ABD Öğrenci İntifadası ve Filistin'in Etkisi

Muhammed Hasan Sveydan tarafından thecradle.co adlı internet sitesinde kaleme alınan “ABD ÖĞRENCİ İNTİFADASI: FİLİSTİN'İN YENİ YUMUŞAK GÜÇ KALDIRACI” başlıklı yazıyı siz kıymetli okuyucularımız için çevirdik. 

02 Mayıs 2024
ABD Öğrenci İntifadası ve Filistin'in Etkisi

18 Nisan'da, New York'taki Columbia Üniversitesi'ndeki öğrenciler, Ivy League kurumunun İsrail'in Filistin'i işgali ve Gazze'ye karşı acımasız savaşıyla bağlantılı şirketlerle devam eden mali bağlantılarını protesto etmek için kampüs bahçesinde bir oturma eylemi başlattılar. 

Hem savaşın sona ermesi hem de işgal devletine verilen desteğin sona ermesi yönündeki talepler yoğunlaştıkça, gösteriler hızla New York Üniversitesi, Yale, Massachusetts Teknoloji Enstitüsü (MIT) ve Kuzey Carolina Üniversitesi dahil olmak üzere diğer önde gelen ABD üniversitelerine yayıldı.

ABD'nin ve küresel öğrenci aktivizminin bu büyüyen dalgası hayati önem taşıyor: Direnişin Aksa Tufanı Operasyonu'nun yumuşak güç dalgalanması etkilerini temsil ediyor ve Güney Afrika apartheid'ına ve Vietnam savaşına karşı diğer tarihi, kitlesel ABD öğrenci hareketlerinde olduğu gibi, muhtemelen Amerika'nın İsrail saldırganlıklarına verdiği desteği yıpratmaya başlayacak.

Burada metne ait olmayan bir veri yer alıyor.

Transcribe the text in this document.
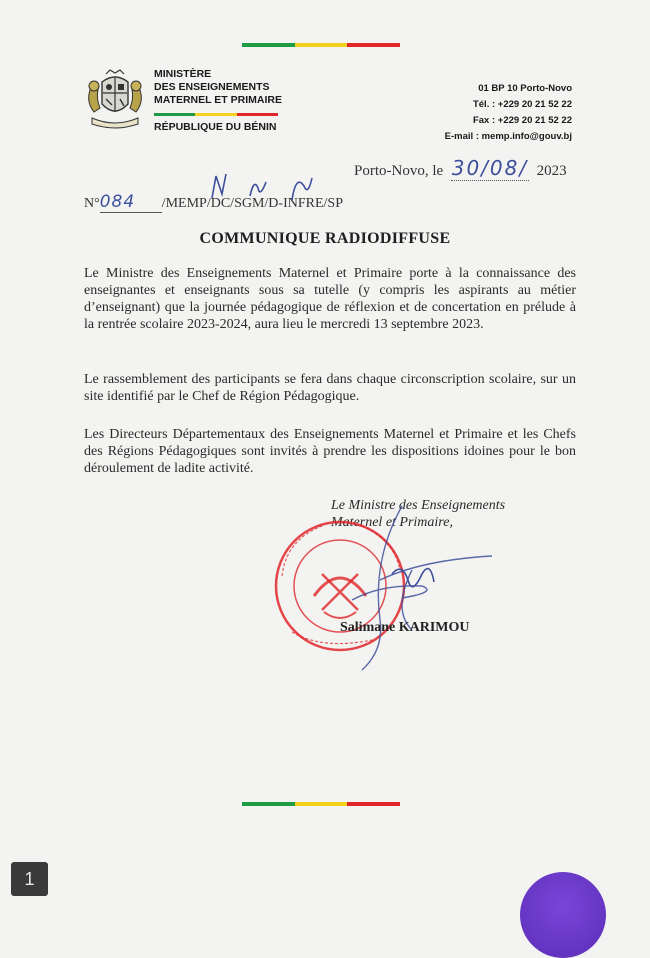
MINISTÈRE
DES ENSEIGNEMENTS
MATERNEL ET PRIMAIRE
RÉPUBLIQUE DU BÉNIN
01 BP 10 Porto-Novo
Tél. : +229 20 21 52 22
Fax : +229 20 21 52 22
E-mail : memp.info@gouv.bj
Porto-Novo, le 30/08/ 2023
N°084 /MEMP/DC/SGM/D-INFRE/SP
COMMUNIQUE RADIODIFFUSE

Le Ministre des Enseignements Maternel et Primaire porte à la connaissance des enseignantes et enseignants sous sa tutelle (y compris les aspirants au métier d’enseignant) que la journée pédagogique de réflexion et de concertation en prélude à la rentrée scolaire 2023-2024, aura lieu le mercredi 13 septembre 2023.

Le rassemblement des participants se fera dans chaque circonscription scolaire, sur un site identifié par le Chef de Région Pédagogique.

Les Directeurs Départementaux des Enseignements Maternel et Primaire et les Chefs des Régions Pédagogiques sont invités à prendre les dispositions idoines pour le bon déroulement de ladite activité.

Le Ministre des Enseignements
Maternel et Primaire,
Salimane KARIMOU
1
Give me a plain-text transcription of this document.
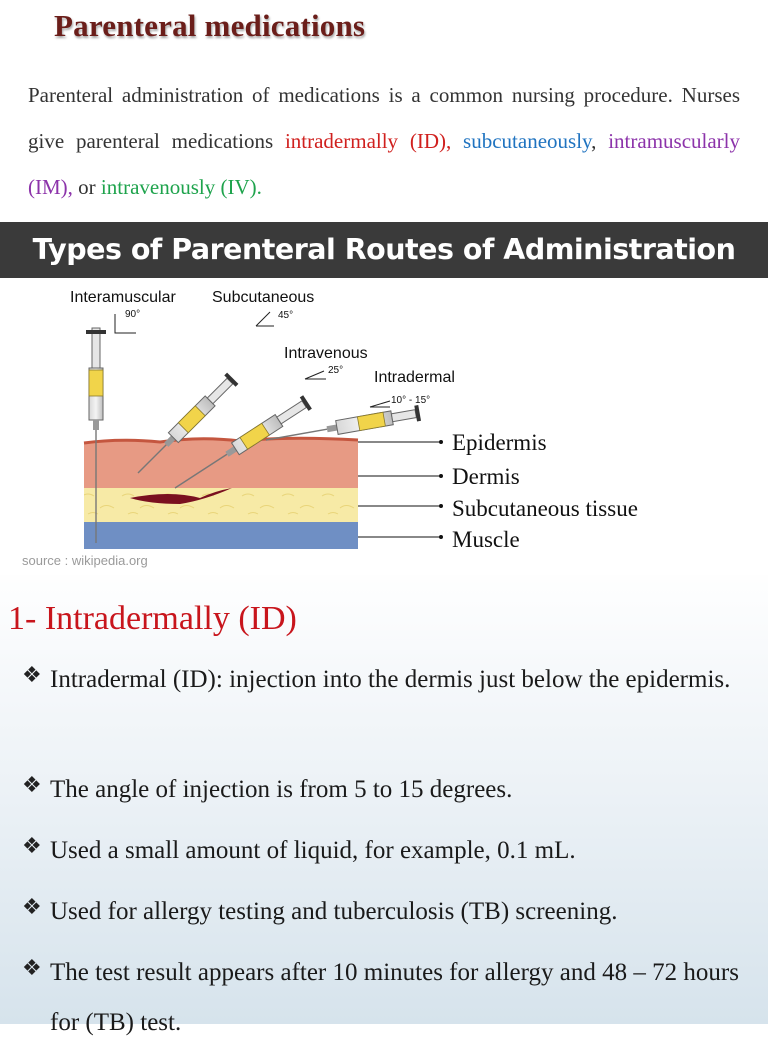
Parenteral medications
Parenteral administration of medications is a common nursing procedure. Nurses give parenteral medications intradermally (ID), subcutaneously, intramuscularly (IM), or intravenously (IV).
Types of Parenteral Routes of Administration
Interamuscular
90°
Subcutaneous
45°
Intravenous
25° Intradermal
10° - 15°
source : wikipedia.org
Epidermis
Dermis
Subcutaneous tissue
Muscle
1- Intradermally (ID)
❖ Intradermal (ID): injection into the dermis just below the epidermis.
❖ The angle of injection is from 5 to 15 degrees.
❖ Used a small amount of liquid, for example, 0.1 mL.
❖ Used for allergy testing and tuberculosis (TB) screening.
❖ The test result appears after 10 minutes for allergy and 48 – 72 hours for (TB) test.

ABD, onlarca yıldır İsrail'i otoriter rejimlerin egemen olduğu bir bölgede bir demokrasi feneri olarak tasvir etti ve sık sık onu Batı Asya'daki sarsılmaz desteğini haklı çıkarmak için "tek demokrasi" olarak nitelendirdi.  

Bununla birlikte, özellikle Batılı gençler arasında kamuoyu algısındaki son değişimler, İsraillileri giderek daha fazla "terörist" ve "sömürgeci" olarak tasvir ediyor. Bilginin ve aktivizmin küresel yayılımı tarafından yönlendirilen söylemdeki bu büyük değişim, Siyonist varlık üzerinde önemli bir etkiye sahip olacaktır. 

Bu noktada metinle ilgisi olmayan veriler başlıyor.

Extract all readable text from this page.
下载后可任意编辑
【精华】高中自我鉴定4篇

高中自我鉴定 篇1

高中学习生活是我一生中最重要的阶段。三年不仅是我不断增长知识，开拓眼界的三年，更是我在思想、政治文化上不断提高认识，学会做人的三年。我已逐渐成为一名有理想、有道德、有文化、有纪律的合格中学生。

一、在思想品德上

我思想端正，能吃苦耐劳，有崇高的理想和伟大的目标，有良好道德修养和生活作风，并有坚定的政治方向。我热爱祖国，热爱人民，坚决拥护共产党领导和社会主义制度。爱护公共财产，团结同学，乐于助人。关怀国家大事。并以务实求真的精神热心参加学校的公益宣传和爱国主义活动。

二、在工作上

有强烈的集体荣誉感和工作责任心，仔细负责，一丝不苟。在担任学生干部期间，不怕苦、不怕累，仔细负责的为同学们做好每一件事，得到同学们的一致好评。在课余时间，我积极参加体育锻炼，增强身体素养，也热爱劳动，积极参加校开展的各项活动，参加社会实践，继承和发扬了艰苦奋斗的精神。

İsrail'in küresel itibarı, Güney Afrika'nın bu yılın başlarında Uluslararası Adalet Divanı'nda (UAD) İsrail devletine karşı soykırım suçlamasında bulunmasıyla zaten zedelenmişti; İsrail ilk kez bu düzeyde bu tür suçlamalarla karşı karşıya kaldı.  

Mart ayında UAD, İsrail'in Gazze sakinlerine temel gıda malzemelerinin girişini sağlamak için acil ve etkili önlemler almasını talep etti ve halihazırda mevcut olan şiddetli kıtlık koşullarına vurgu yaptı.

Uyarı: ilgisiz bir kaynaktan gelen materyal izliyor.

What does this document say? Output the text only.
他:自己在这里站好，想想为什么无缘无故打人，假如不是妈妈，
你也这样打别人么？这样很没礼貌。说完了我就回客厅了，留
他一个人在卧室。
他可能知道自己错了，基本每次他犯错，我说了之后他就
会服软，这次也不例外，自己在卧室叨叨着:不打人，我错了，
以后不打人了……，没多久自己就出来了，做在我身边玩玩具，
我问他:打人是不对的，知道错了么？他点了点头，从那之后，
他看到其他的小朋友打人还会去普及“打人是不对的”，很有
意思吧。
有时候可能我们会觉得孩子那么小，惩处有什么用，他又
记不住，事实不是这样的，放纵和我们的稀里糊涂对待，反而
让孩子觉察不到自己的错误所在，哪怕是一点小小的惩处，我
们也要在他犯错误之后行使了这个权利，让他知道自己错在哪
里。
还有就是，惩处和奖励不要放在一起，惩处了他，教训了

İsrail markasına içgüdüsel bir yumruk 

"Yumuşak güç", Joseph Nye tarafından, "zorlama veya baskı yerine cazibe yoluyla istediğinizi elde etme yeteneği" olarak tanımlanıyor. 

Etkili Dış İlişkiler Konseyi'nde Güneydoğu Asya kıdemli araştırmacısı olan Joshua Kurlantzick, "yumuşak gücün siyasi sonuçlara ulaşmada sert güçten daha etkili olabileceğini, çünkü başkalarının tercihlerini zorlama yoluyla değişmeye zorlamak yerine etkilediğini" savunuyor. 

Bu etki biçimi, evrensel olarak çekici ve ahlaki olarak meşru olan ve bu nedenle kontrol altına alınması daha zor olan kültür, değerler ve politikalar yoluyla ortaya çıkar. 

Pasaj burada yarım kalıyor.